Bir varmış, bir yokmuş, evvel zaman içinde, kalbur saman içinde, Türkiye adında bir diyar varmış. Bu diyar, dağları, denizleri, yaylaları ve bağları ile meşhurmuş. İnsanları, tarih boyunca nice medeniyetlere ev sahipliği yapmış, kalplerinde hem doğunun sıcaklığını hem batının aklını taşırmış.
Bir gün, bu diyarda türlü türlü zorluklar baş göstermiş. Diyarın dört bir yanı, birbirinden farklı olaylarla çalkalanmaya başlamış. İnsanlar, yağmurun rahmeti ile güneşin sıcaklığı arasında sıkışıp kalmış gibi hissetmiş. Kimisi kışın ortasında baharı beklerken, kimisi de yazın sıcağında kar yağmasını hayal etmiş.
Bu zorlu günlerde, Türkiye’nin dört bir yanındaki köylerden, kasabalardan, şehirlerden insanlar bir araya gelmiş. Her biri, diyarı daha güzel kılmanın yollarını aramış. Kimisi eline kazmasını, küreğini alıp tarlasını sürmüş, kimisi kalemini alıp kitaplar yazmış. Herkesin kalbinde bir umut, bir dayanışma duygusu varmış.
Bir zaman sonra, diyarın dört bir yanına yayılmış olan ayrılıklar, yerini birlik ve beraberliğe bırakmış. İnsanlar, birbirine daha sıkı sarılmaya, yaraları birlikte sarmaya başlamış. Esnaf, çiftçi, öğretmen, öğrenci; herkes el ele verip çalışmış, üretmiş. Türkiye'nin köyleri, kasabaları, şehirleri tekrar canlanmış.
Masal bu ya, zamanla Türkiye diyârı, her zorluğun ardından bir direniş, her direnişin ardından bir diriliş yaşamış. Denizler dalgalanmış ama limana sağ salim ulaşılmış. Dağlar rüzgârla sarsılmış ama dimdik ayakta kalmış. Halk, bu toprakların tarihinden ve kültüründen aldığı güçle, her defasında yeniden ayağa kalkmış.
Bir gün, gökyüzünde rengârenk bir gökkuşağı belirmiş. Her bir rengi, Türkiye'nin farklı bir yanını temsil edermiş: Mavi denizlerini, yeşil ormanlarını, sarı tarlalarını, kırmızı ateşli ruhunu… Bu gökkuşağı, diyarın dört bir yanında umutla konuşulmuş, sevinçle karşılanmış.
Ve masalın sonunda, Türkiye diyârı, her şeye rağmen yine de güzelliğiyle, insanlarının sıcaklığıyla, toprağının bereketiyle anılır olmuş. Onlar, geçmişin derslerini alıp geleceğe umutla bakmayı öğrenmişler.
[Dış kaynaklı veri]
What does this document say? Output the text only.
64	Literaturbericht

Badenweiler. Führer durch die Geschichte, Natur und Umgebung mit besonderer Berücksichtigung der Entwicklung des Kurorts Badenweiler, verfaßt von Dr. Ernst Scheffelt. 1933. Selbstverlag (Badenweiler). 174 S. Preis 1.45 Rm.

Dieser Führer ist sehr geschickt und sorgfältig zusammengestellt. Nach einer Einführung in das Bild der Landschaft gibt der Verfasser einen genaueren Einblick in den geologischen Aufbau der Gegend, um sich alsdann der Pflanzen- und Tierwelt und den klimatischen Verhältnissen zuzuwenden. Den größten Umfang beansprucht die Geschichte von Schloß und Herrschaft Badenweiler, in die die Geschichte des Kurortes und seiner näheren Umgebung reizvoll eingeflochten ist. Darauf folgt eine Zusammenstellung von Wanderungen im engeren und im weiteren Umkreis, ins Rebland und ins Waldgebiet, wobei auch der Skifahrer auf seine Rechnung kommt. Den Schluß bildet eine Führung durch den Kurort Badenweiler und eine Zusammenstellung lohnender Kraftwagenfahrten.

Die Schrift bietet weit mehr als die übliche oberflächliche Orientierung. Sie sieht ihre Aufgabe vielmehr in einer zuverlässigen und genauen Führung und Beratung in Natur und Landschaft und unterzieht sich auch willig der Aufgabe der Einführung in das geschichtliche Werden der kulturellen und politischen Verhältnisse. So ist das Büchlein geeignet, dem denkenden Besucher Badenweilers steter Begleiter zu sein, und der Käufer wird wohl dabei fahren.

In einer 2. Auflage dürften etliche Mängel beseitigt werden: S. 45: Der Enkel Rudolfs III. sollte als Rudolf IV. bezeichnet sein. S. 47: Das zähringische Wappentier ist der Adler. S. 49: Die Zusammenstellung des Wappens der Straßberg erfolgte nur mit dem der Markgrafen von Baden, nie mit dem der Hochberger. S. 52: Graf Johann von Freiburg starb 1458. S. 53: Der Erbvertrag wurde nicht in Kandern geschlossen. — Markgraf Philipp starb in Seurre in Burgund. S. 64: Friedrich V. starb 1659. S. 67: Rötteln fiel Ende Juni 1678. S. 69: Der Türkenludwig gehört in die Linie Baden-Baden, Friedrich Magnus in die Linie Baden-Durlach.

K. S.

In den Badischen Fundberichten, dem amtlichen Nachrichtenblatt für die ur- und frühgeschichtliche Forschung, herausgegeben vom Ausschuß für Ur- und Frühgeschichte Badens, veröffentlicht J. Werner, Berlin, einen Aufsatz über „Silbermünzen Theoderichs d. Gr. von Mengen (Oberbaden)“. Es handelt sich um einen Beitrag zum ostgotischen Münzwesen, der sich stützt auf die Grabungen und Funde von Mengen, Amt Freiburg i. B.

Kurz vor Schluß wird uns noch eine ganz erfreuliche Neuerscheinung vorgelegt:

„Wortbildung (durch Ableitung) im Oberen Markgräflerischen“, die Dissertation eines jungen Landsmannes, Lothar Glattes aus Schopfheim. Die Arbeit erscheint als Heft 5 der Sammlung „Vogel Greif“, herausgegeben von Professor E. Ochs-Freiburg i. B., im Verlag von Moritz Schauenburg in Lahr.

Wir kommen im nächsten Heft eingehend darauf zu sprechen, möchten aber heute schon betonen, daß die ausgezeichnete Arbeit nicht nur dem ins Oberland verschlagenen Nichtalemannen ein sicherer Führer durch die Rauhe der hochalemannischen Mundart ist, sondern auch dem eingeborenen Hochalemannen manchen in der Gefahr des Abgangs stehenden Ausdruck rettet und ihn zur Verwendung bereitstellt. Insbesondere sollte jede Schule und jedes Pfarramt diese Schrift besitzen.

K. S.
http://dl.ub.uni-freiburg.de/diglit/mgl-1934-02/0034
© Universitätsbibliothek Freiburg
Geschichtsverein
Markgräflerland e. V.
Diyarın dört bir yanından gelen kahramanlar, bir araya gelip büyük bir aile olmuşlar.
Masal bu ya, sonunda herkes mutlu mesut yaşamış.
Gökten üç elma düşmüş: Biri bu masalı anlatana, biri dinleyene, diğeri de Türkiye diyârında birlik ve beraberlik içinde yaşamaya devam edenlere...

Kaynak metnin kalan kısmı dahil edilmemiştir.